Just months ago, the death threat would have been viewed as some macabre joke. That was before bodies with messages threatening social media users began to appear in recent months in the city of Nuevo Laredo, which is also in the state of Tamaulipas like Reynosa. The first two social media murders occurred September 13th, when two bodies were found hanging from a bridge. The third murder occurred on September 25th, when the body of a newspaper employee was found decapitated with a message saying that her involvement with a Nuevo Laredo chat room had led to her demise. In early November, another grisly death in Nuevo Laredo was accompanied by a message warning people not to use social media to report drug cartels to the authorities.

In 2010, Tamaulipas began to experience unprecedented levels of violence after the Zetas clashed with the Gulf Cartel over smuggling territories. The Mexican government sent in the military and gun battles in the streets became a common occurrence.
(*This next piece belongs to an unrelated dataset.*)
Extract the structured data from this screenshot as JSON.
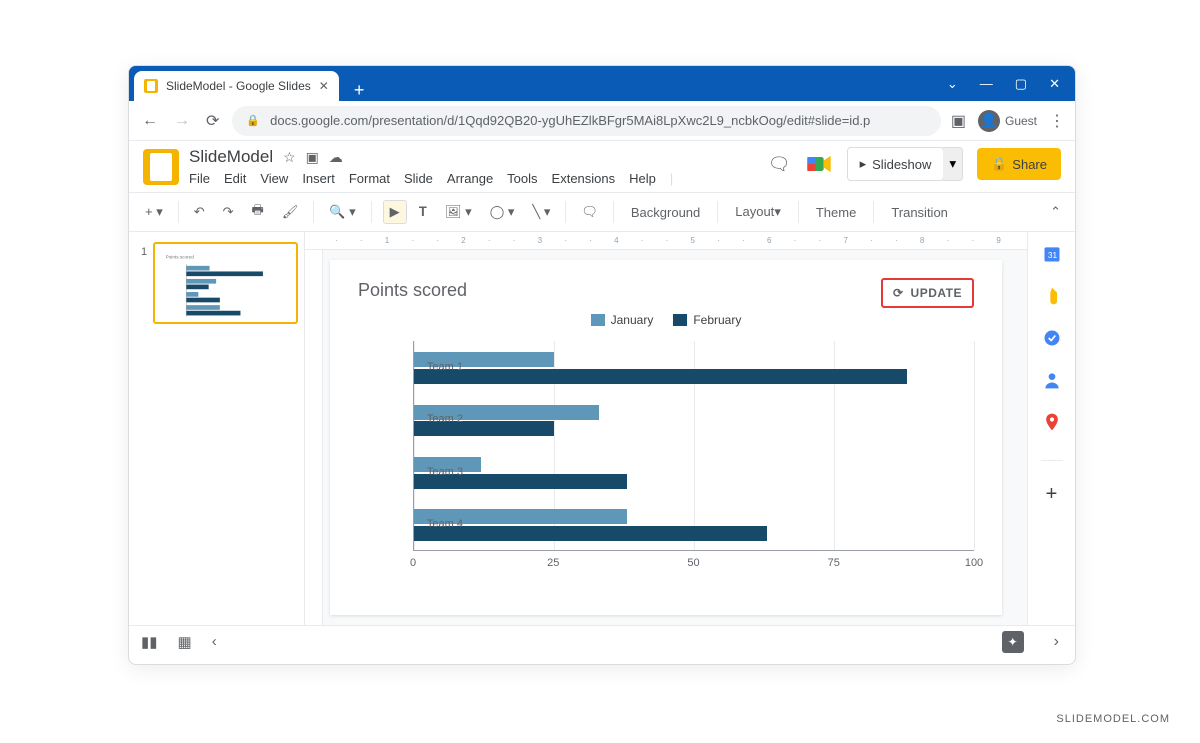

Media organizations have been attacked with grenades and reporters killed and kidnapped. Increasingly, Twitter and other social media programs are the only way for citizens to get information about gun battles and other attacks going on in their cities. But now social media users are also being attacked and silenced.

A #Reynosafollow user with the twitter handle @MrCruzStar says people in Reynosa using Twitter to inform the community of gun battles and other crimes never imagined they themselves could be targeted. “I never thought I was in any kind of danger until the reporter and activist was killed in Nuevo Laredo,” he wrote in an email.
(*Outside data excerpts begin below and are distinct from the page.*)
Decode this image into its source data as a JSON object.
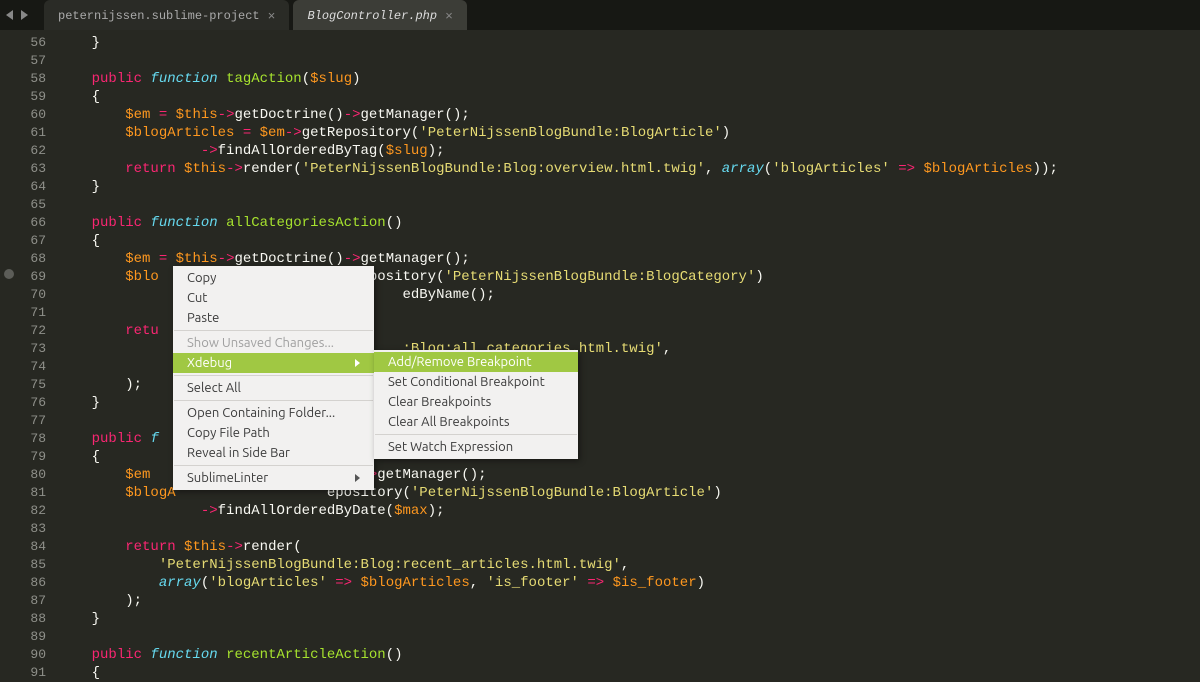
{
  "tabs": [
    {
      "label": "peternijssen.sublime-project",
      "active": false
    },
    {
      "label": "BlogController.php",
      "active": true
    }
  ],
  "line_start": 56,
  "line_end": 91,
  "breakpoint_line": 69,
  "context_menu": {
    "items": [
      {
        "label": "Copy",
        "type": "item"
      },
      {
        "label": "Cut",
        "type": "item"
      },
      {
        "label": "Paste",
        "type": "item"
      },
      {
        "type": "sep"
      },
      {
        "label": "Show Unsaved Changes...",
        "type": "item",
        "disabled": true
      },
      {
        "label": "Xdebug",
        "type": "submenu",
        "highlight": true
      },
      {
        "type": "sep"
      },
      {
        "label": "Select All",
        "type": "item"
      },
      {
        "type": "sep"
      },
      {
        "label": "Open Containing Folder...",
        "type": "item"
      },
      {
        "label": "Copy File Path",
        "type": "item"
      },
      {
        "label": "Reveal in Side Bar",
        "type": "item"
      },
      {
        "type": "sep"
      },
      {
        "label": "SublimeLinter",
        "type": "submenu"
      }
    ]
  },
  "sub_context_menu": {
    "items": [
      {
        "label": "Add/Remove Breakpoint",
        "highlight": true
      },
      {
        "label": "Set Conditional Breakpoint"
      },
      {
        "label": "Clear Breakpoints"
      },
      {
        "label": "Clear All Breakpoints"
      },
      {
        "type": "sep"
      },
      {
        "label": "Set Watch Expression"
      }
    ]
  },
  "code_lines": [
    {
      "n": 56,
      "html": "    <span class='pn'>}</span>"
    },
    {
      "n": 57,
      "html": ""
    },
    {
      "n": 58,
      "html": "    <span class='k-acc'>public</span> <span class='k-type'>function</span> <span class='fn'>tagAction</span><span class='pn'>(</span><span class='var'>$slug</span><span class='pn'>)</span>"
    },
    {
      "n": 59,
      "html": "    <span class='pn'>{</span>"
    },
    {
      "n": 60,
      "html": "        <span class='var'>$em</span> <span class='k-acc'>=</span> <span class='var'>$this</span><span class='op'>-></span><span class='mcall'>getDoctrine</span><span class='pn'>()</span><span class='op'>-></span><span class='mcall'>getManager</span><span class='pn'>();</span>"
    },
    {
      "n": 61,
      "html": "        <span class='var'>$blogArticles</span> <span class='k-acc'>=</span> <span class='var'>$em</span><span class='op'>-></span><span class='mcall'>getRepository</span><span class='pn'>(</span><span class='str'>'PeterNijssenBlogBundle:BlogArticle'</span><span class='pn'>)</span>"
    },
    {
      "n": 62,
      "html": "                 <span class='op'>-></span><span class='mcall'>findAllOrderedByTag</span><span class='pn'>(</span><span class='var'>$slug</span><span class='pn'>);</span>"
    },
    {
      "n": 63,
      "html": "        <span class='k-acc'>return</span> <span class='var'>$this</span><span class='op'>-></span><span class='mcall'>render</span><span class='pn'>(</span><span class='str'>'PeterNijssenBlogBundle:Blog:overview.html.twig'</span><span class='pn'>, </span><span class='k-type'>array</span><span class='pn'>(</span><span class='str'>'blogArticles'</span> <span class='k-acc'>=></span> <span class='var'>$blogArticles</span><span class='pn'>));</span>"
    },
    {
      "n": 64,
      "html": "    <span class='pn'>}</span>"
    },
    {
      "n": 65,
      "html": ""
    },
    {
      "n": 66,
      "html": "    <span class='k-acc'>public</span> <span class='k-type'>function</span> <span class='fn'>allCategoriesAction</span><span class='pn'>()</span>"
    },
    {
      "n": 67,
      "html": "    <span class='pn'>{</span>"
    },
    {
      "n": 68,
      "html": "        <span class='var'>$em</span> <span class='k-acc'>=</span> <span class='var'>$this</span><span class='op'>-></span><span class='mcall'>getDoctrine</span><span class='pn'>()</span><span class='op'>-></span><span class='mcall'>getManager</span><span class='pn'>();</span>"
    },
    {
      "n": 69,
      "html": "        <span class='var'>$blo</span>                        <span class='mcall'>epository</span><span class='pn'>(</span><span class='str'>'PeterNijssenBlogBundle:BlogCategory'</span><span class='pn'>)</span>"
    },
    {
      "n": 70,
      "html": "                                         <span class='mcall'>edByName</span><span class='pn'>();</span>"
    },
    {
      "n": 71,
      "html": ""
    },
    {
      "n": 72,
      "html": "        <span class='k-acc'>retu</span>"
    },
    {
      "n": 73,
      "html": "                                         <span class='str'>:Blog:all_categories.html.twig'</span><span class='pn'>,</span>"
    },
    {
      "n": 74,
      "html": ""
    },
    {
      "n": 75,
      "html": "        <span class='pn'>);</span>"
    },
    {
      "n": 76,
      "html": "    <span class='pn'>}</span>"
    },
    {
      "n": 77,
      "html": ""
    },
    {
      "n": 78,
      "html": "    <span class='k-acc'>public</span> <span class='k-type'>f</span>"
    },
    {
      "n": 79,
      "html": "    <span class='pn'>{</span>"
    },
    {
      "n": 80,
      "html": "        <span class='var'>$em</span>                          <span class='op'>></span><span class='mcall'>getManager</span><span class='pn'>();</span>"
    },
    {
      "n": 81,
      "html": "        <span class='var'>$blogA</span>             <span class='pn'>   </span><span class='mcall'>  epository</span><span class='pn'>(</span><span class='str'>'PeterNijssenBlogBundle:BlogArticle'</span><span class='pn'>)</span>"
    },
    {
      "n": 82,
      "html": "                 <span class='op'>-></span><span class='mcall'>findAllOrderedByDate</span><span class='pn'>(</span><span class='var'>$max</span><span class='pn'>);</span>"
    },
    {
      "n": 83,
      "html": ""
    },
    {
      "n": 84,
      "html": "        <span class='k-acc'>return</span> <span class='var'>$this</span><span class='op'>-></span><span class='mcall'>render</span><span class='pn'>(</span>"
    },
    {
      "n": 85,
      "html": "            <span class='str'>'PeterNijssenBlogBundle:Blog:recent_articles.html.twig'</span><span class='pn'>,</span>"
    },
    {
      "n": 86,
      "html": "            <span class='k-type'>array</span><span class='pn'>(</span><span class='str'>'blogArticles'</span> <span class='k-acc'>=></span> <span class='var'>$blogArticles</span><span class='pn'>, </span><span class='str'>'is_footer'</span> <span class='k-acc'>=></span> <span class='var'>$is_footer</span><span class='pn'>)</span>"
    },
    {
      "n": 87,
      "html": "        <span class='pn'>);</span>"
    },
    {
      "n": 88,
      "html": "    <span class='pn'>}</span>"
    },
    {
      "n": 89,
      "html": ""
    },
    {
      "n": 90,
      "html": "    <span class='k-acc'>public</span> <span class='k-type'>function</span> <span class='fn'>recentArticleAction</span><span class='pn'>()</span>"
    },
    {
      "n": 91,
      "html": "    <span class='pn'>{</span>"
    }
  ]
}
Twitter users using the #Reynosafollow hashtag are advised not to use their true identities on Twitter and to mask their IP addresses. @MrCruzStar doesn’t use his real name in his Twitter and Gmail accounts as a security precaution. “Many types of people are monitoring the #Reynosafollow hashtag,” says @MrCruzStar, “Including the narcos, the police and the media.”

In mid-November @MrCruzStar and other Twitter users in Northern Mexico circulated a manifesto online, asking for justice in the murders, and that the Mexican government protect their freedom online. They also asked for help from the international community of journalists and social media users to create an international organization that could function as a watchdog to exert pressure on the Mexican government to investigate the deaths.

“Please don’t leave us alone,” they write in the manifesto. “We need you now more than ever.” The group lists an email [email protected] for anyone interested in helping.

Sergio Chapa, the interactive editor with KGTB 4 news in the Rio Grande Valley, has been following the #Reynosafollow hashtag on Twitter since it first started in February 2010. “The growth has just exploded,” he says. “It’s one of the busiest hashtags in Mexico and it’s really set an example for many other cities in Mexico who now have city-based hashtags such as #Mtyfollow and #Matamoros.”

Since the inception of #Reynosafollow, Chapa says he’s seen leaders emerge such as @MrCruzStar who consistently provide accurate information and remind new users that the Twitter feed is used solely to advise citizens of gunfights in the streets and other dangers in real time. Sometimes cartel members infiltrate the site and insult people or even threaten users as they did earlier this week, Chapa says.“Usually those accounts are shut down fairly rapidly,” he says.

In Reynosa, @MrCruzStar says Mexicans have been abandoned by the media and by local authorities so social media has become one of the only means left to communicate and keep communities safe. “Anonymity and social media are our tools,” he says.

The threat this week against @theelteto, one of the more active members of #Reynosafollow, brought home the danger of the drug war not only in the streets but now also in cyberspace. @MrCruzStar said the group would try and take more precautions to remain absolutely anonymous. “We can’t dismiss it anymore as an idle threat,” he says of the recent death threat. “But we have to continue. We have to keep our virtual community strong because everyone else has abandoned us.”

Last night a gun battle raged in Reynosa for at least three hours. The next day it went unreported in Reynosa’s daily newspapers. #Reynosafollow had it, though—one user even circulated a video.